From 2007 to 2019, consumers in the United States shifted roughly half of their yogurt spending toward Greek yogurt as that product improved. Yet changes in its price were far less dramatic, which suggests that quality gains may not be apparent in price data alone.
To find other products for which spending changes were informative, they analyzed Bureau of Economic Analysis data on prices and expenditures from January 1959 to December 2019 for about 200 consumer product categories representing about two-thirds of domestic spending. They identified a bundle of 11 product categories, then calculated the weighted average change of the prices of products in the bundle, along with the change in market share, adjusted by the price elasticity of demand. They used an established formula, the constant elasticity of substitution, to combine the products into a single index, which they dub the CES Chosen Price Index.
The index yielded an inflation rate 0.3–1 percentage points higher than the BEA’s PCEPI.
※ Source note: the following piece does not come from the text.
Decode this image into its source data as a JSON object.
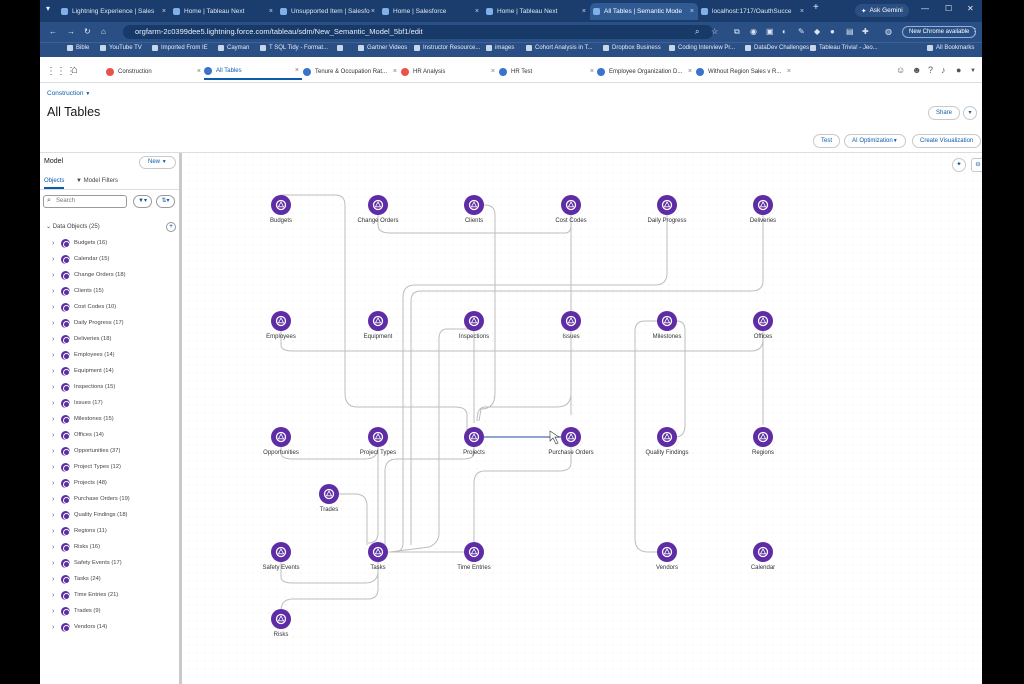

The researchers validated their findings by analyzing a far larger set of products—all 650,000 of them that are tracked in NielsenIQ Consumer Panel Data, housed at Booth’s Kilts Center for Marketing. They then selected about 13,000 barcodes as an informative bundle. An analysis of those indicated that in consumer packaged goods, traditional measures understate the inflation rate by 0.75 percentage points—and confirmed the robustness of the new approach, they write.
When economists seek to correct the biases using the traditional method, they can inadvertently create an even less accurate results, according to the study. By contrast, when the new technique is used to estimate inflation for a set of products where the two types of errors average to zero, it provides a result free of biases. For statistical agencies, the methodology offers a way to improve inflation reporting with readily available price and expenditure data while eliminating the need to detail product attributes and exhaustively track varieties.
David Argente, Chang-Tai Hsieh, and Munseob Lee, “Inferring Prices from Quantities,” Working paper, February 2026.